Scrape black birch and it smells like wintergreen. Boil it and you’ve got the basis for an old-fashioned Americana soda that’s somewhere in the root beer family. This recipe is insanely easy, but with one (somewhat crucial) caveat: birch trees.
- Black Birch Saplings
- Sugar (or Honey or Molasses)
Essentially, we’re making a syrup to add to seltzer. There’s a naturally-carbonated Birch Beer recipe that uses yeast and a short fermentation period, but this ain’t that. Honestly, the syrup-soda method is so much quicker.
First, you’re gonna need birch. And luckily, it’s the dandelion of trees. If there’s one, there’s a million, and the younger the better.
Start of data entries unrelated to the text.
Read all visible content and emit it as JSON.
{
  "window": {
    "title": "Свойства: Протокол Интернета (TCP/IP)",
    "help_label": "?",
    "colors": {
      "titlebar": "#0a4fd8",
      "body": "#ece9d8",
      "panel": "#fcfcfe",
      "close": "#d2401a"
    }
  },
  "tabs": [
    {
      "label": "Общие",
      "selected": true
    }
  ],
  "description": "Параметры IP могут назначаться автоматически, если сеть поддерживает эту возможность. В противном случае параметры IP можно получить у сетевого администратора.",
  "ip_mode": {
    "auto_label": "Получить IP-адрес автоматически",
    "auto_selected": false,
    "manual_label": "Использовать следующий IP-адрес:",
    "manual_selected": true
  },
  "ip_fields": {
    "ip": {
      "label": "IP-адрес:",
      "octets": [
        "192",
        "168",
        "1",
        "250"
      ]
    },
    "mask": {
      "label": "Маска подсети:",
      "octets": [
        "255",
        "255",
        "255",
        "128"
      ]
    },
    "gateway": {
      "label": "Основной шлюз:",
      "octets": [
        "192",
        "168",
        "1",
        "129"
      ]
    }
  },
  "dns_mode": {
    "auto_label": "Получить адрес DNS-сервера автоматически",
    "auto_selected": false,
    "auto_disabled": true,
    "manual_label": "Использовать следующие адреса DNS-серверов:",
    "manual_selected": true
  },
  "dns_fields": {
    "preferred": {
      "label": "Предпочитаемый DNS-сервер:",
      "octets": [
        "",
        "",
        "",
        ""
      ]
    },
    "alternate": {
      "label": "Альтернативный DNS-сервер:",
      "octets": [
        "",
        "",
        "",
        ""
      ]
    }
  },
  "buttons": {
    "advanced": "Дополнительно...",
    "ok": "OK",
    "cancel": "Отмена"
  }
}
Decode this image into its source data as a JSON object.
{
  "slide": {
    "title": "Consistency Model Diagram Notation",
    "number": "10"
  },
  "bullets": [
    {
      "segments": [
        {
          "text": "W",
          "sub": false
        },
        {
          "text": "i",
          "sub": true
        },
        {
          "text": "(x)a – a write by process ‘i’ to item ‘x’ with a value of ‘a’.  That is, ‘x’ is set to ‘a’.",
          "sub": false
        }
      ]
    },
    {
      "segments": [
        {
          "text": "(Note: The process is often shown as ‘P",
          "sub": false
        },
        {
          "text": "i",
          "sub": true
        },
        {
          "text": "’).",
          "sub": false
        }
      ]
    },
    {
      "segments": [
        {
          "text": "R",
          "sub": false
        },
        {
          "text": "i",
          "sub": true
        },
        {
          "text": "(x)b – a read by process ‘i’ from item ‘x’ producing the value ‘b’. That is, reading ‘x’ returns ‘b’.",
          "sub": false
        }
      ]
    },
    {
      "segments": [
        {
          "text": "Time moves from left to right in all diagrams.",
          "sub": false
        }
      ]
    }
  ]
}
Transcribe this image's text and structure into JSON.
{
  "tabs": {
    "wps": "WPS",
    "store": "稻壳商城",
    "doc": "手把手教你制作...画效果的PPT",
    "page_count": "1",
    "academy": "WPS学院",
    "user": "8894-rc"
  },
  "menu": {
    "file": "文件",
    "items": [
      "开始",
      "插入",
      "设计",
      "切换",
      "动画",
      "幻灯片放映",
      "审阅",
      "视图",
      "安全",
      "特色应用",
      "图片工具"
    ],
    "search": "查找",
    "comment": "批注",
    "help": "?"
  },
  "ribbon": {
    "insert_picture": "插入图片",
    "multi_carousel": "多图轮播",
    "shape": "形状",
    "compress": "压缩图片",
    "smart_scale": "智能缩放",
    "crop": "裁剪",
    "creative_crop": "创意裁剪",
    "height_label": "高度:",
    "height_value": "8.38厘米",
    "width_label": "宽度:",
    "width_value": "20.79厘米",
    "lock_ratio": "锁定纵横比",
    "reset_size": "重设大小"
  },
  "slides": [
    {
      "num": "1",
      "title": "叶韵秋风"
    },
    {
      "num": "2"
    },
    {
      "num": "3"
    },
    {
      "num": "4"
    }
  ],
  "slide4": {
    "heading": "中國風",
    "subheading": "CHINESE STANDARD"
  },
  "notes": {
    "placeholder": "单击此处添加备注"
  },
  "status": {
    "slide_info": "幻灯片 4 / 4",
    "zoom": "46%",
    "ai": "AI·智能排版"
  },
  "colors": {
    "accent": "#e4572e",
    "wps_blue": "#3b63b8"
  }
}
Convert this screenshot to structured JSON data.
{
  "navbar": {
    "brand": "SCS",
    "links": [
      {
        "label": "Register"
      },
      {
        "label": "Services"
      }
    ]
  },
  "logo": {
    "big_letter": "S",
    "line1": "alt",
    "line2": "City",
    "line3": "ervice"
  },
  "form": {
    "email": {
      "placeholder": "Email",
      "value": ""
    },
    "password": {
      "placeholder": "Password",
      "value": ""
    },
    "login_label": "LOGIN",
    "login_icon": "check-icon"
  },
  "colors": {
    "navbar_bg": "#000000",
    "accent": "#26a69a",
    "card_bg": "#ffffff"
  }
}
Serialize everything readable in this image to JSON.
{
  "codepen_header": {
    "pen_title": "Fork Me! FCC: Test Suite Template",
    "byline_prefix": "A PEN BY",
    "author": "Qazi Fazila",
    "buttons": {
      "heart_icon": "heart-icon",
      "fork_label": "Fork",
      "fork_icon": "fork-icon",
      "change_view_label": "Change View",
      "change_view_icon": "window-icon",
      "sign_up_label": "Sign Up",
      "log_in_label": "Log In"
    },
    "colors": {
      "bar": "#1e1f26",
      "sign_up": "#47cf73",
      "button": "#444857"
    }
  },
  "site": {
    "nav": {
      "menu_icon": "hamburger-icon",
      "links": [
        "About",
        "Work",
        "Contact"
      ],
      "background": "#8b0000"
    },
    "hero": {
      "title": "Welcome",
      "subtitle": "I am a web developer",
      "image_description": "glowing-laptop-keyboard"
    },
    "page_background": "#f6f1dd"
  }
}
Take saplings and especially the new growth and strip the leaves. You’ll want to cut the birch into wine-cork-sized chunks. Volume-wise, you’ll want enough to fill a gallon (4 L) of space.
That being said, what even is a gallon of space, anyway? So figure enough cork-sized pieces to fill a miniature dachshund or a fat cat.
Put everything in a large stock pot and add 3-4 gallons (12-16 litres) of water. The exact amount doesn’t really matter because you’re condensing down to your final product.
Next, bring your pot to a roaring boil, turn off the heat, and then let sit overnight. This allows the birch to steep and impart its wintergreen flavor to the water.
In the morning, you’ll also notice that the pieces have become waterlogged and fallen to the bottom of the pot. Now you don’t have to push your pieces under the surface to ensure everything’s fully used.
Bring the pot back to a boil and continue to simmer until you have about 3 cups (0.8 L).
The visible water level will drop beneath your biomass, so just be mindful where things are as you near the end.
(At this point, your house is smelling pretty amazing, btw…)
Next, strain your liquid through a coffee filter or something comparable. I used my Chemex.
Now transfer your filtered liquid to a saucepan and add 2 cups (400g) sugar. If you’d rather substitute honey or molasses instead, go for it.
Simmer just long enough to dissolve your sugar, then turn off your heat and let it cool.
Finally, add your black birch syrup to seltzer in a ratio of 1:1 over ice.
You are a blessing of joy. >
Do you think this would work with White or Paper birch?
I’m not entirely sure. I know you can tap various birches for their sweet sap, but I think it’s just the black birch that has the wintergreen flavor.
Do you think this would work with maple syrup instead of honey? Or is a mixed tree marriage too controversial?